Ein volles Haus, eine Musik, die auf Zustimmung stößt und mit reichlichem Beifall belohnt wird, das ist der Traum eines jeden Interpreten. Für die 160 Musiker, die sich nach pandemiebedingter Pause jetzt beim 36. Albkonzert auf dem Podium in der Heldenfinger Kliffhalle präsentierten, ging dieser Traum in Erfüllung. Der Zuspruch war riesengroß. 380 Eintrittskarten gingen über den Tresen. Um der Enge vorzubeugen, war für den Hausmeister Konzertbestuhlung angesagt.

Heldenfingens Auftritt

In vier Vereinen wird auf der Gerstetter Alb seit Jahrzehnten schon mit dem Medium Blech und Holz die Blasmusik gepflegt und mit ihr, wie Bürgermeister Roland Polaschek in seinem Grußwort unterstrich, für Frohsinn und Entspannung gesorgt. Der Musikverein Heldenfingen war Gastgeber, wurde dem gerecht und eröffnete das Konzert mit dem aufmunternden „Adventure“, dem sonor klingenden „Hallelujah“ und „Aladin“, in dem vor allem die Holzbläser zur Geltung kamen. Adam Peller moderierte und Philip Gröber führte das Ensemble nach konsequenter Probenarbeit mit sicherer Hand durch den Heldenfinger Programmblock.

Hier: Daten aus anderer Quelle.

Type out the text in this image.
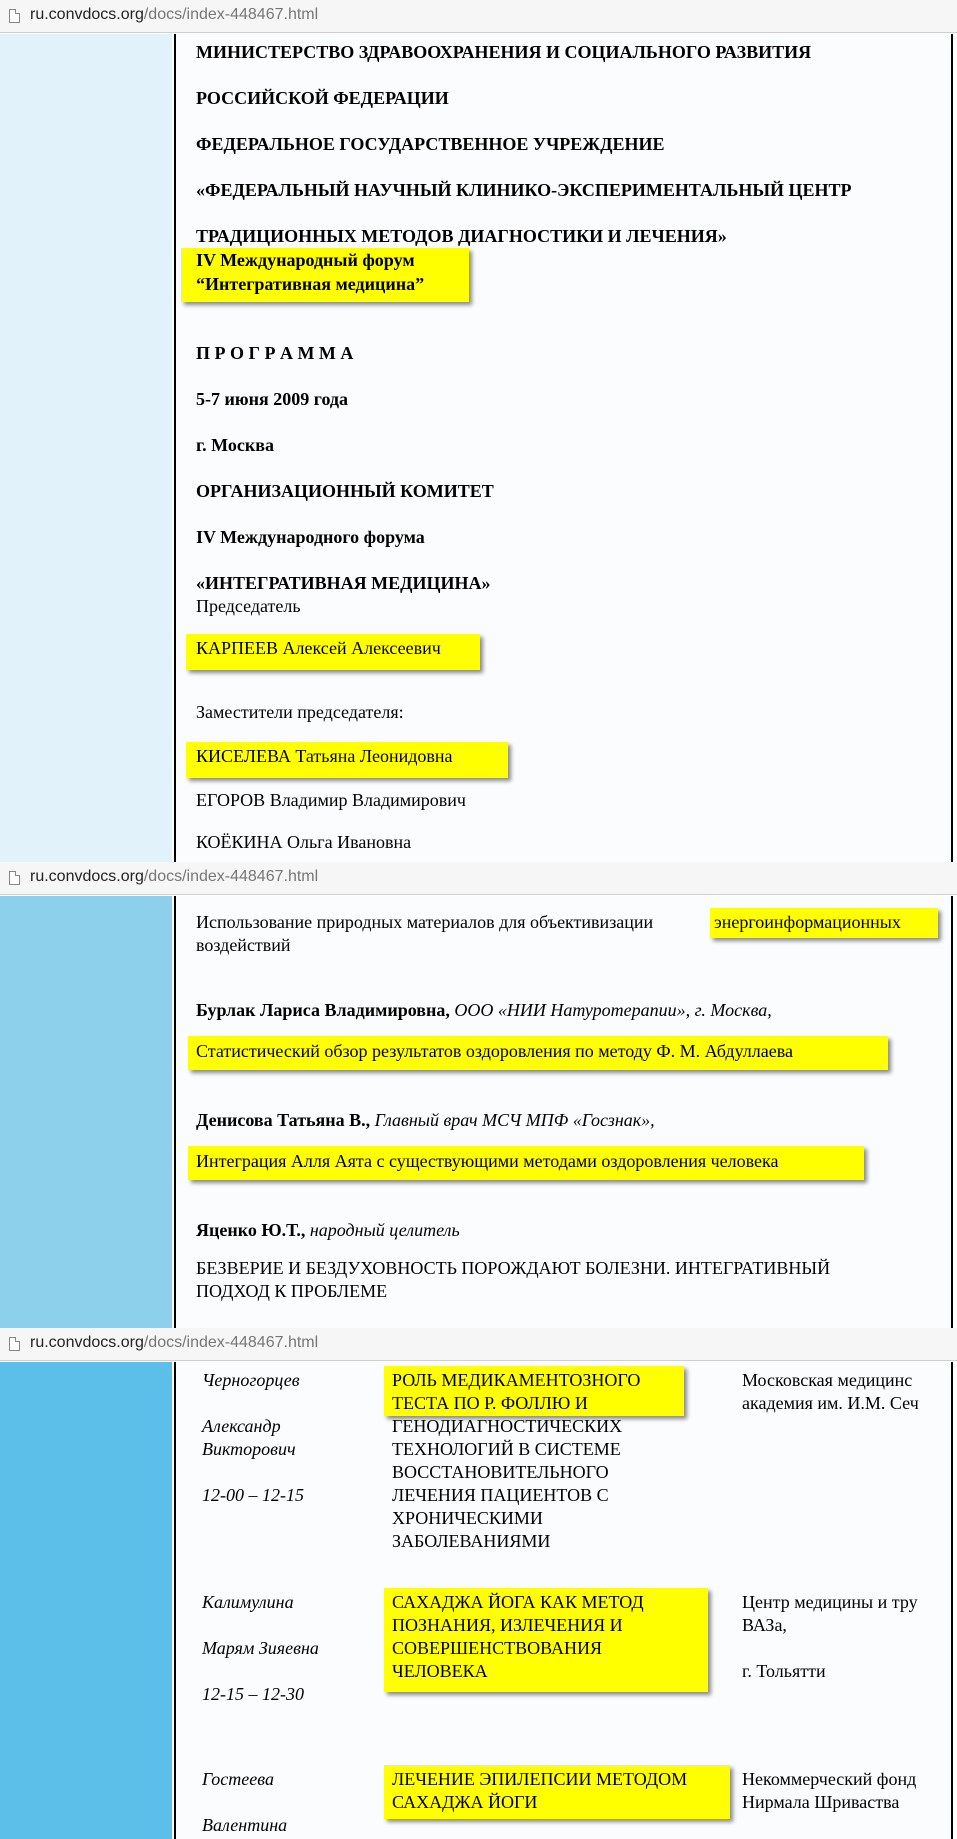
ru.convdocs.org/docs/index-448467.html
МИНИСТЕРСТВО ЗДРАВООХРАНЕНИЯ И СОЦИАЛЬНОГО РАЗВИТИЯ
РОССИЙСКОЙ ФЕДЕРАЦИИ
ФЕДЕРАЛЬНОЕ ГОСУДАРСТВЕННОЕ УЧРЕЖДЕНИЕ
«ФЕДЕРАЛЬНЫЙ НАУЧНЫЙ КЛИНИКО-ЭКСПЕРИМЕНТАЛЬНЫЙ ЦЕНТР
ТРАДИЦИОННЫХ МЕТОДОВ ДИАГНОСТИКИ И ЛЕЧЕНИЯ»
IV Международный форум
“Интегративная медицина”
П Р О Г Р А М М А
5-7 июня 2009 года
г. Москва
ОРГАНИЗАЦИОННЫЙ КОМИТЕТ
IV Международного форума
«ИНТЕГРАТИВНАЯ МЕДИЦИНА»
Председатель
КАРПЕЕВ Алексей Алексеевич
Заместители председателя:
КИСЕЛЕВА Татьяна Леонидовна
ЕГОРОВ Владимир Владимирович
КОЁКИНА Ольга Ивановна
ru.convdocs.org/docs/index-448467.html
Использование природных материалов для объективизации	энергоинформационных
воздействий
Бурлак Лариса Владимировна, ООО «НИИ Натуротерапии», г. Москва,
Статистический обзор результатов оздоровления по методу Ф. М. Абдуллаева
Денисова Татьяна В., Главный врач МСЧ МПФ «Госзнак»,
Интеграция Алля Аята с существующими методами оздоровления человека
Яценко Ю.Т., народный целитель
БЕЗВЕРИЕ И БЕЗДУХОВНОСТЬ ПОРОЖДАЮТ БОЛЕЗНИ. ИНТЕГРАТИВНЫЙ
ПОДХОД К ПРОБЛЕМЕ
ru.convdocs.org/docs/index-448467.html
Черногорцев
Александр
Викторович
12-00 – 12-15
РОЛЬ МЕДИКАМЕНТОЗНОГО
ТЕСТА ПО Р. ФОЛЛЮ И
ГЕНОДИАГНОСТИЧЕСКИХ
ТЕХНОЛОГИЙ В СИСТЕМЕ
ВОССТАНОВИТЕЛЬНОГО
ЛЕЧЕНИЯ ПАЦИЕНТОВ С
ХРОНИЧЕСКИМИ
ЗАБОЛЕВАНИЯМИ
Московская медицинс
академия им. И.М. Сеч
Калимулина
Марям Зияевна
12-15 – 12-30
САХАДЖА ЙОГА КАК МЕТОД
ПОЗНАНИЯ, ИЗЛЕЧЕНИЯ И
СОВЕРШЕНСТВОВАНИЯ
ЧЕЛОВЕКА
Центр медицины и тру
ВАЗа,
г. Тольятти
Гостеева
Валентина
ЛЕЧЕНИЕ ЭПИЛЕПСИИ МЕТОДОМ
САХАДЖА ЙОГИ
Некоммерческий фонд
Нирмала Шриваства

Der Gerstetter Musikverein

Fast zu klein geraten war die Bühne für den Musikverein Gerstetten, der mit seinen 58 Interpreten einen ganzen Wald an Instrumenten aufbieten konnte. Jan Jäger zählt man unter den Musikern zu den Profis. Musikschulleiter in Steinheim, Dirigent des Musikvereins Steinheim und unter dem Signum „Erpfenprass“ kein Unbekannter. Er schöpfte beim MV Gerstetten die ganze Palette der Möglichkeiten aus und überzeugte mit seinem Ensemble in „Phoenix Ascending“ und der in drei Sätzen aufgebauten „Mission to Drums“ mit Einsatz und hoher Spielfreude. Der Rhythmus ist dabei König, Puste und Stimmlippen machen mit und die Freude am Umsetzen der musikalischen Ideen schwappte auch aufs Publikum über.

Dettingens Einsatz

In der Pause schmeckte das Bier und die Debatte über die Prägekraft der Dirigenten. Die gibt auch beim Musikverein Dettingen seit Jahren schon den Ton an. Marcus Köberle konnte 20 Jahre Bühnenpräsenz bei den Albkonzerten feiern, wurde vom Vorsitzenden Manfred Zimmermann hierfür gewürdigt und ist ein Freund der volkstümlichen Blasmusik. Er kultiviert sie und startete „Mit vollen Segeln“ in den Dettinger Programm-Part.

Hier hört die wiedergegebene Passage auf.